When you have delivered a billion-dollar grossing Star Wars film, that somehow ignited controversy from a part of its fanbase who took against it, what do you do next? Well, if you are Rian Johnson, you deliver one of the best murder mysteries in forever and then use it to hold a mirror up to the world.
There is so much to unpack from Knives Out and yet there is a lightness of touch here that makes it simultaneously funny and thrilling all at the same time. Packed to the rafters with some genuinely big stars, yet even the film’s handling of the persona of the actors playing them is quietly subversive.
The film introduces us to a plethora of characters played by some of the biggest names you can put into a film, investigated by a character played by none other than Daniel Craig, and yet it’s a film that belongs to someone who in any other version of this story would be a side character.
Ana De Armas’s character Martha is put front and centre in a number of creative choices that show a willingness on Johnson’s part to take the type of movie that were major successes a long time ago, and which usually fill up the BBC schedules on a Bank Holiday or a rainy Sunday afternoon, and play with them in a ferociously brilliant way.
Marketed heavily as a murder mystery, the film even throws the rug out from under the audience who are coming in expecting something similar to Kenneth Branagh’s recent Murder on the Orient Express and basically shows us the circumstances related to the death of Harlan Thrombey (Christopher Plummer) in the space of the first third of the run time.
What seemed as if it was going to be a whodunnit becomes a ‘we know who did it (kind of), but how are they going to get away with it’, although Johnson is savvy enough to know that we love twists in these things so there is more than a whiff of foul play afoot to actually swing the pendulum back into the realm of murder mystery in the final act.
Johnson has made a career of subverting genre expectations or playing with the expectations of the audience, something that got its biggest audience, and reaction, to date when he took the reins of the eighth instalment of Star Wars. Even as far back as Brick, and subsequently with The Brothers Bloom and Looper, he has shown a willingness to take chances or do things with his characters and stories that you don’t expect and it makes his films invigorating experiences to watch.
Even the episodes of Breaking Bad he directed were devastatingly subversive, from the bottle episode antics of ‘Fly’ to the series smashing game changer that was ‘Ozymandias’.

What is even more remarkable about Knives Out is how it even reaches out its narrative to become a film that is effectively about the state of America today; this is essentially a film about a family where the majority is made up of the type of rich, affluent Americans who didn’t have a problem voting for Donald Trump, or pretend to be deeply liberal and caring and then destroys them over the course of two hours through their own sense of greed and entitlement and be damned anyone that gets in the way of their inheritance.

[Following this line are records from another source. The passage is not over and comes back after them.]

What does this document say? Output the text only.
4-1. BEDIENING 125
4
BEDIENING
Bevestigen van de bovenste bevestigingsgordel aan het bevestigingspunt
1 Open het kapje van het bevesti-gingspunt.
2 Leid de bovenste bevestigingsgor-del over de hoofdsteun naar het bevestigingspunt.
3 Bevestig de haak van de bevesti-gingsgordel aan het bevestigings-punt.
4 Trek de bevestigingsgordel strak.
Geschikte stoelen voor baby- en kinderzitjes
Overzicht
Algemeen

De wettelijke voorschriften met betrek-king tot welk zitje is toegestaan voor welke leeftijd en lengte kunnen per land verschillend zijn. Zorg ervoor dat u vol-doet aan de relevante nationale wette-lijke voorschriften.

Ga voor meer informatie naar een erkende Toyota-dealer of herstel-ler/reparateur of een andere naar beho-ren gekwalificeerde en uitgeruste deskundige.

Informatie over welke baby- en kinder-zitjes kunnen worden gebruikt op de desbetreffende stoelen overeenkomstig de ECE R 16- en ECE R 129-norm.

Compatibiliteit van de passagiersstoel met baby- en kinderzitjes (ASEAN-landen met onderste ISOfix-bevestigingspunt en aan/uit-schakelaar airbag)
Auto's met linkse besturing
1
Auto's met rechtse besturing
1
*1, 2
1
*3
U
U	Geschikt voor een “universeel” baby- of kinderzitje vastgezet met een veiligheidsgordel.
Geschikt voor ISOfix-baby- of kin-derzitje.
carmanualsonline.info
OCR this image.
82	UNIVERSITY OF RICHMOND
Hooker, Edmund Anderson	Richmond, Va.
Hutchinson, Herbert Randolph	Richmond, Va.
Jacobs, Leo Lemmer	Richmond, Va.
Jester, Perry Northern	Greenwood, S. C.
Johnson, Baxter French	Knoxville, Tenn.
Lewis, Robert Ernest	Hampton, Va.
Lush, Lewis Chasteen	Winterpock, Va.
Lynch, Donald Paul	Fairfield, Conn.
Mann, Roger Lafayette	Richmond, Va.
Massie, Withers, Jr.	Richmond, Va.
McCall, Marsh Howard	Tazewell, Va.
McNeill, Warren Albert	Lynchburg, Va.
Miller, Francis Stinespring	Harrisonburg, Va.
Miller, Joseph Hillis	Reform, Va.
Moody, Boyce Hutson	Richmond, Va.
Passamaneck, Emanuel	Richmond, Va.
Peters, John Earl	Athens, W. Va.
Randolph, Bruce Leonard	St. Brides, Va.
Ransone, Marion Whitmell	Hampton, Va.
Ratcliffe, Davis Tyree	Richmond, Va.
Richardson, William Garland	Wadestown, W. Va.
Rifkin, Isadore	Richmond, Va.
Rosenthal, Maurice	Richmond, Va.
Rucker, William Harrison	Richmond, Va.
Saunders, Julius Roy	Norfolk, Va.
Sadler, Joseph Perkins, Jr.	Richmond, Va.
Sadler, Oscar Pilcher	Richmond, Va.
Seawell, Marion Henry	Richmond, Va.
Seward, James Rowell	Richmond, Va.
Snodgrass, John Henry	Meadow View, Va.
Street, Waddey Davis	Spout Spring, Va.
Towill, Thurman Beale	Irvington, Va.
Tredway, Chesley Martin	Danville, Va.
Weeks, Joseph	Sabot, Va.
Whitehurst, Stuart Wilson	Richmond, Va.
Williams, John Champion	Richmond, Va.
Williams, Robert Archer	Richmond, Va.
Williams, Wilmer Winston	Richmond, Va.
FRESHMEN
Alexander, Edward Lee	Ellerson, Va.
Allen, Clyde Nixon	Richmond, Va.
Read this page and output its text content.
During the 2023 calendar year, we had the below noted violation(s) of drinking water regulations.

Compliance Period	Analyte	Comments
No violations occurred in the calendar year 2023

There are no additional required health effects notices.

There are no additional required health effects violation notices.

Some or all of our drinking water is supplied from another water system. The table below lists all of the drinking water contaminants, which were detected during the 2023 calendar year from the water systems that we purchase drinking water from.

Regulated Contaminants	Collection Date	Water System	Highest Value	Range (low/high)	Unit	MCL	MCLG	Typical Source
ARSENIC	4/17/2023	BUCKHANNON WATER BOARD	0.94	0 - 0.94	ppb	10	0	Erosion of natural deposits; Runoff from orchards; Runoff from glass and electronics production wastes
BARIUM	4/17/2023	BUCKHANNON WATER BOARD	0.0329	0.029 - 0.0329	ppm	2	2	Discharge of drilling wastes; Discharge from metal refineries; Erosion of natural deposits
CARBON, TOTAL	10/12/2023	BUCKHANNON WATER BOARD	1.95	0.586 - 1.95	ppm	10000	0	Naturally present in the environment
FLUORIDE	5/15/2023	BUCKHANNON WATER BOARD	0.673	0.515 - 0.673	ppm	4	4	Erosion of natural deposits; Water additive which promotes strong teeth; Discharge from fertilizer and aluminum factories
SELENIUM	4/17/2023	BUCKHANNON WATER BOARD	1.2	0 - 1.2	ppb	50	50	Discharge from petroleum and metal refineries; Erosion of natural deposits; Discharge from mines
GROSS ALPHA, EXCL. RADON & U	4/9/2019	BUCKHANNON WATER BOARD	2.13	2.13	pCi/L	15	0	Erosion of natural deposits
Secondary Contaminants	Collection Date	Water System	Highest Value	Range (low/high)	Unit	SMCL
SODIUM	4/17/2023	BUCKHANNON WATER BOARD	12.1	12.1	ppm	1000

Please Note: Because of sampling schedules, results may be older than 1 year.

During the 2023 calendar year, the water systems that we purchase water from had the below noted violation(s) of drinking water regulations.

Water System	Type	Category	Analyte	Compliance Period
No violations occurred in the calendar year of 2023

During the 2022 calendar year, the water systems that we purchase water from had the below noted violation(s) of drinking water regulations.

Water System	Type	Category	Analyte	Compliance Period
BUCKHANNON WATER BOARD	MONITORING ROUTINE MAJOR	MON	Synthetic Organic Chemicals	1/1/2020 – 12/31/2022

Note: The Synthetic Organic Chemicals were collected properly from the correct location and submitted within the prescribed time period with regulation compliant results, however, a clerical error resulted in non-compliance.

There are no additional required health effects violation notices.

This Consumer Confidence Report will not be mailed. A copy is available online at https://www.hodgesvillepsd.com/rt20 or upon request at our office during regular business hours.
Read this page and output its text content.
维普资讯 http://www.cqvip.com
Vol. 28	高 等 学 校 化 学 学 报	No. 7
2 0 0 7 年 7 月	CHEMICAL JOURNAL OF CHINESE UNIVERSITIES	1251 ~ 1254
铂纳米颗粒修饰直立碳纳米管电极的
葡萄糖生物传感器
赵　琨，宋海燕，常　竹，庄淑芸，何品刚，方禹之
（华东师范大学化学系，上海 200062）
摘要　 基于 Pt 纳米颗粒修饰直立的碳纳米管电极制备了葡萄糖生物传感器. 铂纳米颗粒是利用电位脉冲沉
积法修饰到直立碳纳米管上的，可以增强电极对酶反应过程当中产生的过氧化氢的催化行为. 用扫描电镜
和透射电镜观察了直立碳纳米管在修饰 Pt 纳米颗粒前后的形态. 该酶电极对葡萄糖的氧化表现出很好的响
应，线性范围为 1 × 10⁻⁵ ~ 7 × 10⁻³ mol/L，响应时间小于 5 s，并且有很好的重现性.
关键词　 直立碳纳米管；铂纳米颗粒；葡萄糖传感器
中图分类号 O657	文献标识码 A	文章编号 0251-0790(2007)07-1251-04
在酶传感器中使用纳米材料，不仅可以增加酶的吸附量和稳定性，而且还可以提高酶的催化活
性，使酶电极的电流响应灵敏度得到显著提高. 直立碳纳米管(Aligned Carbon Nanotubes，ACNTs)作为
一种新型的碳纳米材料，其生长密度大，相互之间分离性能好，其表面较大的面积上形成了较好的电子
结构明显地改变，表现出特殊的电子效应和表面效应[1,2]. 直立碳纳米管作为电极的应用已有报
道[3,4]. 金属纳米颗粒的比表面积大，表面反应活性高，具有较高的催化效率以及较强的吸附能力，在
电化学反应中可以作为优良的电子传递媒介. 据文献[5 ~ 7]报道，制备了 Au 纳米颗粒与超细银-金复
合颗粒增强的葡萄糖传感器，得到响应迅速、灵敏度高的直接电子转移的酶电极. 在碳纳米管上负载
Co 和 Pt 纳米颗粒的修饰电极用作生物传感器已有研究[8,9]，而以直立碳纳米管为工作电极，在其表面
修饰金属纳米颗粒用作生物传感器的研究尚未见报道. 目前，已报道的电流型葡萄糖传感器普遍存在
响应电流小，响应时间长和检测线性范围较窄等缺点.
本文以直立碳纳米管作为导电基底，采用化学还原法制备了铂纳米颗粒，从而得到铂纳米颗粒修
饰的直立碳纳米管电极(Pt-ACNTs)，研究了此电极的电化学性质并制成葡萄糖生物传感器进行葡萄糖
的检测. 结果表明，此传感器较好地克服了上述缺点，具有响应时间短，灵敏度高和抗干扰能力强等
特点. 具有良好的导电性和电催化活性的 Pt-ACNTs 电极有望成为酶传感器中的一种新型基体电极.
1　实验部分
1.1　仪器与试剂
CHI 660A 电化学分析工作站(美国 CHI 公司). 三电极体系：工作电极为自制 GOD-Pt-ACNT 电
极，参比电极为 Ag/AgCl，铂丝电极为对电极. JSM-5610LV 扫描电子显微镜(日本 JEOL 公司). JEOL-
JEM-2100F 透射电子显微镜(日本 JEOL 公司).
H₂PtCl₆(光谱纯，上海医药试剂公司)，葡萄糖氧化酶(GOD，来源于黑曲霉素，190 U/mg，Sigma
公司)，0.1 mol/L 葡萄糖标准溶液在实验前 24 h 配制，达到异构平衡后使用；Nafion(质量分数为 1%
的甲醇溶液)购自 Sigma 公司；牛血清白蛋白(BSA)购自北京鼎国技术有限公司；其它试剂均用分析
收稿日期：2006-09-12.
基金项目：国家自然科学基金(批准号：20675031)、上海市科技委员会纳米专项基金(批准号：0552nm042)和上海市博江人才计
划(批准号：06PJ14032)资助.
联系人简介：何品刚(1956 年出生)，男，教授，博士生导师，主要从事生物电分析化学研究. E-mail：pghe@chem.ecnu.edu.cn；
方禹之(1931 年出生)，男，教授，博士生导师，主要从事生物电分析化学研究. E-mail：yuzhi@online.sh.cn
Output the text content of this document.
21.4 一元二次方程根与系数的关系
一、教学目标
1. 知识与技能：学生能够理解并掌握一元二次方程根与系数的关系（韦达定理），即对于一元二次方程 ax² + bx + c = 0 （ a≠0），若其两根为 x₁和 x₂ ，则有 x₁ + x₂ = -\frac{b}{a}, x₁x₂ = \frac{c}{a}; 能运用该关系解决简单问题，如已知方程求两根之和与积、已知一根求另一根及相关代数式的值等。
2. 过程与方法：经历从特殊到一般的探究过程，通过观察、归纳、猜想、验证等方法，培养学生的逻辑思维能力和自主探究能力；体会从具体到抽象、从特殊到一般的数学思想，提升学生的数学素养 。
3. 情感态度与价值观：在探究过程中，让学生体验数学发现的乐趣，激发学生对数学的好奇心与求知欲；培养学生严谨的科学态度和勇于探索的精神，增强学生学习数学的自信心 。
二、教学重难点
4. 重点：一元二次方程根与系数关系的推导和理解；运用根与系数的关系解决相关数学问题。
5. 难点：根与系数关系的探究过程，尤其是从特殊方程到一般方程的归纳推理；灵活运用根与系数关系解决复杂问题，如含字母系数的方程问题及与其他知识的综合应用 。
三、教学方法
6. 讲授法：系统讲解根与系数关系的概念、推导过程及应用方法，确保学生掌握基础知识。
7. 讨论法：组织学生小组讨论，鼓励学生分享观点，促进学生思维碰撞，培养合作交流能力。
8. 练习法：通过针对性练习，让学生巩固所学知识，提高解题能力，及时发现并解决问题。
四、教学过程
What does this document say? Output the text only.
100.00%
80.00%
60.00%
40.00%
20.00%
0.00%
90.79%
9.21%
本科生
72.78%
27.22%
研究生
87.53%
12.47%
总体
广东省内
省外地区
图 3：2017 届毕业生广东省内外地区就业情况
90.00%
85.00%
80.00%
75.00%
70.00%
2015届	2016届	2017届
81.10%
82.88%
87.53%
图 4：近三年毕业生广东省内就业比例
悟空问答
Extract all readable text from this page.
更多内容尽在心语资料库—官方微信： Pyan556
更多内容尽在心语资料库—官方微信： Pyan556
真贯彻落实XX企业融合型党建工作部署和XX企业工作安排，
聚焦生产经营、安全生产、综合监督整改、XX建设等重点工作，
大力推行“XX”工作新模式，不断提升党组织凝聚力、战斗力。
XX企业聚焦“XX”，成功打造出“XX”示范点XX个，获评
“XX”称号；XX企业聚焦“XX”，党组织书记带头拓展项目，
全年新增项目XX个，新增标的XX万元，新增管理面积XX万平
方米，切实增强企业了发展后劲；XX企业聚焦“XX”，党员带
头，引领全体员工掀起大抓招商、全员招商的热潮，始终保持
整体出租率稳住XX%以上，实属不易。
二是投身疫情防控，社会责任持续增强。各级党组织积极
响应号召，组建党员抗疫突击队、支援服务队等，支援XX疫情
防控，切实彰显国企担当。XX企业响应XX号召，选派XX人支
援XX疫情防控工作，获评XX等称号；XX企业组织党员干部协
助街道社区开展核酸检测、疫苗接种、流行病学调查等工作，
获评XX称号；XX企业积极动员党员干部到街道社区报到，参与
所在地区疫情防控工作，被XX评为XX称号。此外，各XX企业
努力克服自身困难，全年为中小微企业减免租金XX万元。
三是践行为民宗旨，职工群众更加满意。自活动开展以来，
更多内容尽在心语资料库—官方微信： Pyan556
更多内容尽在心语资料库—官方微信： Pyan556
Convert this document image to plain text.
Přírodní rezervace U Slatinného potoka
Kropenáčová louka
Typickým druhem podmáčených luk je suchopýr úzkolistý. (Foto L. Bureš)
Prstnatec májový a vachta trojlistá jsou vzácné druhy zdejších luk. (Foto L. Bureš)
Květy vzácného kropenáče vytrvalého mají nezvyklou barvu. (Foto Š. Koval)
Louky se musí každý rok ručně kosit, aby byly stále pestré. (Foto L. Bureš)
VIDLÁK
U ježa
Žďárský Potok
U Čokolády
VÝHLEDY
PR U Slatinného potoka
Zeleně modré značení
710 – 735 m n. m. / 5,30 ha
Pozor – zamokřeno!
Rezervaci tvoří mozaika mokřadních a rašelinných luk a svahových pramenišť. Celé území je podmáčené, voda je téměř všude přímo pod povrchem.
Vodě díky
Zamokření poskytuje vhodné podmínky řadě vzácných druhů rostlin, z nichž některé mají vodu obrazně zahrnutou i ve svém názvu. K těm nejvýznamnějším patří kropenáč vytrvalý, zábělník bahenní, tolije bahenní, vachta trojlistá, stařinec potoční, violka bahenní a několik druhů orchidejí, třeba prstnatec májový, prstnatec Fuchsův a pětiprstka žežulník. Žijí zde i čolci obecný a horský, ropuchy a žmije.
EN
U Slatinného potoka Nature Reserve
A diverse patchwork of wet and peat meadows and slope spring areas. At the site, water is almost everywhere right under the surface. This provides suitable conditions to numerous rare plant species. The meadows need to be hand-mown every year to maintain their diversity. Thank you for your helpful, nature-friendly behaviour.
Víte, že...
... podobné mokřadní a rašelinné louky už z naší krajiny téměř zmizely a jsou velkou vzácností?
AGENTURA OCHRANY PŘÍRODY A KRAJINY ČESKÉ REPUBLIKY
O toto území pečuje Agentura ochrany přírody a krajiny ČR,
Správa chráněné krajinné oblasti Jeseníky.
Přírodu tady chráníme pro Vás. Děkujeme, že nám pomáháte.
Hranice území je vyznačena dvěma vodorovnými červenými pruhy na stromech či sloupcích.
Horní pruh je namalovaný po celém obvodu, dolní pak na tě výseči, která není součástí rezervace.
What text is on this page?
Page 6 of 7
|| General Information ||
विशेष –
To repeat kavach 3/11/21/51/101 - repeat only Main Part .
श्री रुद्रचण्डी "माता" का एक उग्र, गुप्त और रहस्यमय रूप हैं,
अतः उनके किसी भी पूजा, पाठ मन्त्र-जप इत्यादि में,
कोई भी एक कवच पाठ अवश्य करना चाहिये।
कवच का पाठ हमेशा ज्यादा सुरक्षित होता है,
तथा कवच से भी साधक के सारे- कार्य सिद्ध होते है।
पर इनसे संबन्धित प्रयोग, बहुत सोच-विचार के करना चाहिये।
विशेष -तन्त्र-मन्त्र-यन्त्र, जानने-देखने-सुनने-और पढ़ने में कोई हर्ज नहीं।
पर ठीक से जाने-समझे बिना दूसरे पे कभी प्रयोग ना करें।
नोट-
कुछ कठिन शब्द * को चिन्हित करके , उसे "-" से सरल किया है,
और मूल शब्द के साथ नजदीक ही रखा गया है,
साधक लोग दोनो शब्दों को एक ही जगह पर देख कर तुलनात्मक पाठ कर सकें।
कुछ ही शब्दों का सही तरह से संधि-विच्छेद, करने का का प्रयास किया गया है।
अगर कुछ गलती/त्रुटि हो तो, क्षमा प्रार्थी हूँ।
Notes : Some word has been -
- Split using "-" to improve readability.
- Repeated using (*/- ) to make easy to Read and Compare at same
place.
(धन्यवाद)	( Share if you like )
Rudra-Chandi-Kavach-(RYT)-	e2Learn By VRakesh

The way he twists the knife into their lives and leaves them to skewer on it, particularly in that glorious final scene, must surely rank as the most satisfying moment of any film in recent memory.
That all of this comes from a film in which Daniel Craig, James Bond himself, runs around with an exaggerated southern accent expounding on the virtues of donuts and donut holes says a lot. Everyone in the cast is brilliant, from Chris Evans making for a tremendously believable douchebag to Jamie Lee Curtis owning the screen in the way only she knows how, but the film is anchored and driven by what should very well be a career making one by Ana De Armas.
The film eventually builds to a wonderful partnership between Marta and Blanc, with the latter seeing her kindness and the former becoming increasingly sympathetic as events conspire around her, coupled with the funniest vomiting gag in movie history.
As for Craig, it goes without saying that the idea of following Benoit Blanc into different cases over different movies is an enticing prospect and shows that an actor most famous for taking James Bond into a more grounded and grittier direction (with its moments of humour) can take something more inherently comedic and do wonders with it while still being a three dimensional and wonderful character.
The eventual reveal of who the killer is turns out to be somewhat obvious, but the film gets its claws into you that one is more interested by the ‘how’ than the who, and when Blanc rounds up the suspects for that final explanation (there are some genre tropes that you just need for a film like this), it makes up for one of the most satisfying movie experiences in recent years.
No CGI, no explosions, no skyscrapers falling to the ground, it’s a film made up of fantastic dialogue, great performances, and enthralling storytelling with all the twists and turns that you want and expect from it.